Cramer–Castillon problem being very difficult problem. Related to the Cramer–Castillon problem configuration, I posed a problem as follows:

Let $$ABC$$ be arbitrary triangle and let three collinear points $$E'$$, $$F'$$, $$D'$$ such that $$\frac{E'F'}{E'D'}=k$$ where $$k$$ is positive real number. How can construct points $$D$$ in the circumcircle of $$\triangle ABC$$, $$E$$ in $$AB$$, $$F$$ in $$AC$$ such that $$D, E, F$$ are collinear and $$\frac{EF}{ED}=k$$ ?

This can be dealt with using the $$p,q$$ method, i.e., by assuming that the triangle has vertices $$(0,0)$$, $$(1,0)$$ and $$(p,q)$$. It is then easy to compute the equation of the circumcircle.
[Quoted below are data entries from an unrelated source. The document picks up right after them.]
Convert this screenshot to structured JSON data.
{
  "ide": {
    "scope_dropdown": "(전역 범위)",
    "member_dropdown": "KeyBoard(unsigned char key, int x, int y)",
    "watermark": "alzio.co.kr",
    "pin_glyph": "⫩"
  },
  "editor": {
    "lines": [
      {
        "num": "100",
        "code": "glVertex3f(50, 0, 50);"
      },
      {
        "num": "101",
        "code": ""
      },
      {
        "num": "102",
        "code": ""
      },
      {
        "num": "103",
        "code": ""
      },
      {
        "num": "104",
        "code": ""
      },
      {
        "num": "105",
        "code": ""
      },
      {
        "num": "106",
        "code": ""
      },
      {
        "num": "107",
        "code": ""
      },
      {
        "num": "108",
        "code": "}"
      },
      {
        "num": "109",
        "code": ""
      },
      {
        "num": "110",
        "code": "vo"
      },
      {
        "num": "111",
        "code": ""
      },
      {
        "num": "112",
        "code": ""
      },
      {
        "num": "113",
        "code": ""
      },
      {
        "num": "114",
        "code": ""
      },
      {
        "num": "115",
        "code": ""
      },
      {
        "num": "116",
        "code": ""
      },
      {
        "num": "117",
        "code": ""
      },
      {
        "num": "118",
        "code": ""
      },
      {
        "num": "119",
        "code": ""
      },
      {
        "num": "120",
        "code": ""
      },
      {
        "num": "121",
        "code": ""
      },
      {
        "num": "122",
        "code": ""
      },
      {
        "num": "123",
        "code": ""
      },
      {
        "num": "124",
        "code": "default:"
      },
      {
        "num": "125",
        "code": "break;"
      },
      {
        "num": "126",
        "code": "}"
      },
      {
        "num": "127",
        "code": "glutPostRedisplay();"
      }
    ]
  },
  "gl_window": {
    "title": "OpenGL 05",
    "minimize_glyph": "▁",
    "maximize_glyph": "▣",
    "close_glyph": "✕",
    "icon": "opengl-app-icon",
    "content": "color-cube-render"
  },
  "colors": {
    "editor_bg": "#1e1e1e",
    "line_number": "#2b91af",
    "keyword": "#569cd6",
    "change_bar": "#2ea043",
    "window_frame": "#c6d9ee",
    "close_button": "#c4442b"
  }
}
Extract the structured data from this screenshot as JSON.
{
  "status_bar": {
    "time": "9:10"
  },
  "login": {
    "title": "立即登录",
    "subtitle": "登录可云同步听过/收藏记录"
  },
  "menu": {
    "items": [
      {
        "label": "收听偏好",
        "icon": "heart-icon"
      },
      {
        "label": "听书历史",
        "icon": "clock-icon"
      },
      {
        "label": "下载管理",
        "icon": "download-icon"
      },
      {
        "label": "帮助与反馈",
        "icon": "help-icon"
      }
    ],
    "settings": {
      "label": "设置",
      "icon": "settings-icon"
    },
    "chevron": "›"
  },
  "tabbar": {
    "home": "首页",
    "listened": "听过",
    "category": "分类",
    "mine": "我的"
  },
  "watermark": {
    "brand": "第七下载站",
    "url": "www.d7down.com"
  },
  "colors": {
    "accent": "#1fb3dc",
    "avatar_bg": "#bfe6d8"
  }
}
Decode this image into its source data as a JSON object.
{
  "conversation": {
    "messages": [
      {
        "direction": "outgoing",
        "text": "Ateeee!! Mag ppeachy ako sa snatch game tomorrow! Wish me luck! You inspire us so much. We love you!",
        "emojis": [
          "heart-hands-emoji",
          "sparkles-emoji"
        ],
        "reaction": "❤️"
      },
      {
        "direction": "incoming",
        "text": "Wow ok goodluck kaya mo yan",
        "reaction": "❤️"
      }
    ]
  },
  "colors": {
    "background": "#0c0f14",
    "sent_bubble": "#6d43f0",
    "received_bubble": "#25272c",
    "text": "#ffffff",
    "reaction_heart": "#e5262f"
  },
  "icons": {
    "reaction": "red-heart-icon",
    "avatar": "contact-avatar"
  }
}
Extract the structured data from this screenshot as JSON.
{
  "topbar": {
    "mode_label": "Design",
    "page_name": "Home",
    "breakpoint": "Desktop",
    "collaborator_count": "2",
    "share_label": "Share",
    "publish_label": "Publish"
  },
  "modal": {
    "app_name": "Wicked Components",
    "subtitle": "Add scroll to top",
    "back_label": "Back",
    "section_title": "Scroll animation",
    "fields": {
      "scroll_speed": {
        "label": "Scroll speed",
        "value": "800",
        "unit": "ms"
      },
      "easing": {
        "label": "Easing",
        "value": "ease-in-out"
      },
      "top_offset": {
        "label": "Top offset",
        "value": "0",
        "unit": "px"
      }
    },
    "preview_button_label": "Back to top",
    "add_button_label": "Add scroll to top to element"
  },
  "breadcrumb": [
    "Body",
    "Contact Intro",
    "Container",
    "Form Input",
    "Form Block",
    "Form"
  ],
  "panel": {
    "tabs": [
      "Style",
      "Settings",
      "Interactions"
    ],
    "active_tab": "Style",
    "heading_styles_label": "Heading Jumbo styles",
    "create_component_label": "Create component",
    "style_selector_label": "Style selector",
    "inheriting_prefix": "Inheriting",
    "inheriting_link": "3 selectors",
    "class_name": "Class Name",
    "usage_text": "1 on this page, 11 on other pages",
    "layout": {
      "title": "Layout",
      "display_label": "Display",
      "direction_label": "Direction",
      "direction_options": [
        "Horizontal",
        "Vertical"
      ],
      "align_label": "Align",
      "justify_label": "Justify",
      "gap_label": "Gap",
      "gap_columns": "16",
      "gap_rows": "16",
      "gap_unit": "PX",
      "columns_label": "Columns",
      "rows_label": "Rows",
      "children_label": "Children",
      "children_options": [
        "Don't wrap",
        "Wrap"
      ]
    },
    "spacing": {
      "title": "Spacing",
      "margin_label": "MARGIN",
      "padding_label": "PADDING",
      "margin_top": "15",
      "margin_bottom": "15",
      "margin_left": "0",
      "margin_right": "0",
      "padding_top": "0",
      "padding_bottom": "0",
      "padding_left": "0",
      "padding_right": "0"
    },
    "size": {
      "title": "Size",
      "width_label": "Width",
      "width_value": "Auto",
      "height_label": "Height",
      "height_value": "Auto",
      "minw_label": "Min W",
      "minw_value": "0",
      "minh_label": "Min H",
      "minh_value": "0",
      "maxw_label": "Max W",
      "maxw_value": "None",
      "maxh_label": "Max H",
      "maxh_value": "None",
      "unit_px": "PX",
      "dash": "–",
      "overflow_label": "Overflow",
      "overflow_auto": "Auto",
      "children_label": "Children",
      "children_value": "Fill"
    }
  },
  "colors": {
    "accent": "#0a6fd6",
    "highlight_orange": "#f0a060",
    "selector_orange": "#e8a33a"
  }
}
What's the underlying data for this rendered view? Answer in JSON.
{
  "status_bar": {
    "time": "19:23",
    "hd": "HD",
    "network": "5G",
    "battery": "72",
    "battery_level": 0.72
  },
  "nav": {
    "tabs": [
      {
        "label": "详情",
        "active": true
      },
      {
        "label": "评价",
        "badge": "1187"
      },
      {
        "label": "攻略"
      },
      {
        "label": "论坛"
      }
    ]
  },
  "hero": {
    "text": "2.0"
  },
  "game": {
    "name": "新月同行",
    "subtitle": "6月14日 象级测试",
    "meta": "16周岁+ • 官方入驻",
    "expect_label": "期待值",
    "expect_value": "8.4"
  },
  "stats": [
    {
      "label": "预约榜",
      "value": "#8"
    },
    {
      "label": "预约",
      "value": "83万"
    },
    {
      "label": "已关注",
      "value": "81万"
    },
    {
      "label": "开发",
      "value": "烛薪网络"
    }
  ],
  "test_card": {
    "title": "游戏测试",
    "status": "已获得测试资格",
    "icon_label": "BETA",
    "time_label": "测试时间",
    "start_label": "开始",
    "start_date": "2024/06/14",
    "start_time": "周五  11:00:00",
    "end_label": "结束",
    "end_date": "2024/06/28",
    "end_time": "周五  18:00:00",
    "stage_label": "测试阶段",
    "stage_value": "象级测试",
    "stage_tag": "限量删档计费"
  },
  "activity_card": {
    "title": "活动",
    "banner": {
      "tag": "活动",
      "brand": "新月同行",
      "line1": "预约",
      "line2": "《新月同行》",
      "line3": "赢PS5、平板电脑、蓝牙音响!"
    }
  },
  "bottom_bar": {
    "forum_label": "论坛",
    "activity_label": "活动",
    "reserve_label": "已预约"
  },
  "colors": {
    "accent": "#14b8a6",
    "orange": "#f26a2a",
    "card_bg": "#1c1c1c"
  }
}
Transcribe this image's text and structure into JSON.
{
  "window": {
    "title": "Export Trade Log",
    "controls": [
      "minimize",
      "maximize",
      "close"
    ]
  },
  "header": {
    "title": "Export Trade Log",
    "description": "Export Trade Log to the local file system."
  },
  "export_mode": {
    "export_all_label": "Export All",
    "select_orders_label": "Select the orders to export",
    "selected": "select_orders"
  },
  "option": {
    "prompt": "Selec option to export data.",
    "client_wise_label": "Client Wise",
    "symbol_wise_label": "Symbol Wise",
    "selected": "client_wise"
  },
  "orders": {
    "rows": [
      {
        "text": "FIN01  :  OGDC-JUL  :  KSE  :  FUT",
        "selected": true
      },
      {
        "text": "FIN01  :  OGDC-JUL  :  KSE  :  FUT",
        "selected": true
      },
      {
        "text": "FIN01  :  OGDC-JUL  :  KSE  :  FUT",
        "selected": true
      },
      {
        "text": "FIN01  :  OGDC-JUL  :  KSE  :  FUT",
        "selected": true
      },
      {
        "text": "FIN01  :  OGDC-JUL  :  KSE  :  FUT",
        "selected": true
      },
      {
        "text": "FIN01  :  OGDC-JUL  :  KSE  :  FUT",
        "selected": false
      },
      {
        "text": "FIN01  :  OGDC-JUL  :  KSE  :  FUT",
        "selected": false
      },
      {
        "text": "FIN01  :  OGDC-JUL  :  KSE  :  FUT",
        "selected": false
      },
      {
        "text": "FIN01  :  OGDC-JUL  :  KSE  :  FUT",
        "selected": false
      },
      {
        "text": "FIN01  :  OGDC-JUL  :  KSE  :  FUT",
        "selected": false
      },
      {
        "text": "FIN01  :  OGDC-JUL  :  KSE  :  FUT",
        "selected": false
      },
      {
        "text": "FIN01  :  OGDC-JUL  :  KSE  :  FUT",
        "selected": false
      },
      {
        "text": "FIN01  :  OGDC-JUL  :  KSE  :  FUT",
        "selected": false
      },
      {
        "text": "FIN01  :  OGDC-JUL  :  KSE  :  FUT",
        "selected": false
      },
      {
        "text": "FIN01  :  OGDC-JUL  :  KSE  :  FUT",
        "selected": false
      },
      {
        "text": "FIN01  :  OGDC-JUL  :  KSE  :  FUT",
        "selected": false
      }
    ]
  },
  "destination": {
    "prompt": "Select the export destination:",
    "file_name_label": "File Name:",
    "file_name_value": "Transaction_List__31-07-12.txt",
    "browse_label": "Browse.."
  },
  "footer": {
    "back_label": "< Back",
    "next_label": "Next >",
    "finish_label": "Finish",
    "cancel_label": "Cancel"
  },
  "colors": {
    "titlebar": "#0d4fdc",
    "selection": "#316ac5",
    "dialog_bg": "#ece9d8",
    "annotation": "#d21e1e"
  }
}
The points $$E$$ and $$F$$ can be taken as $$(\lambda p,\lambda q)$$ and $$(1-\mu(1-p),\mu q)$$. Now if we substitute $$D=(1-t)E+tF$$ in the equation for the circumcircle, we get an easily computed quadratic equation for $$t$$ whose coefficients depend on $$\lambda$$, $$\mu$$, $$p$$ and $$q$$. (Our $$t$$ is related to you $$k$$ in a very simple manner). This suffices to answer your question. More precisely, given $$k$$ we get a quadric equation in $$\lambda$$ and $$\mu$$ with coefficients depending on $$k$$ and the shape of the triangle. This can easily be computed explicitly but the precise form is too unwieldy for me to type it here. Hence we can choose one of the points $$E$$ and $$F$$ arbitrarily and this will give a quadratic condition to determine the other one. There will be either two solutions (this is because we are allowing $$t$$ to take on negative values) which might coincide or none, depending on the shape of the triangle and the position of the given point. If there is a solution, it will be constructible (and the explicit formula will indicate a construction).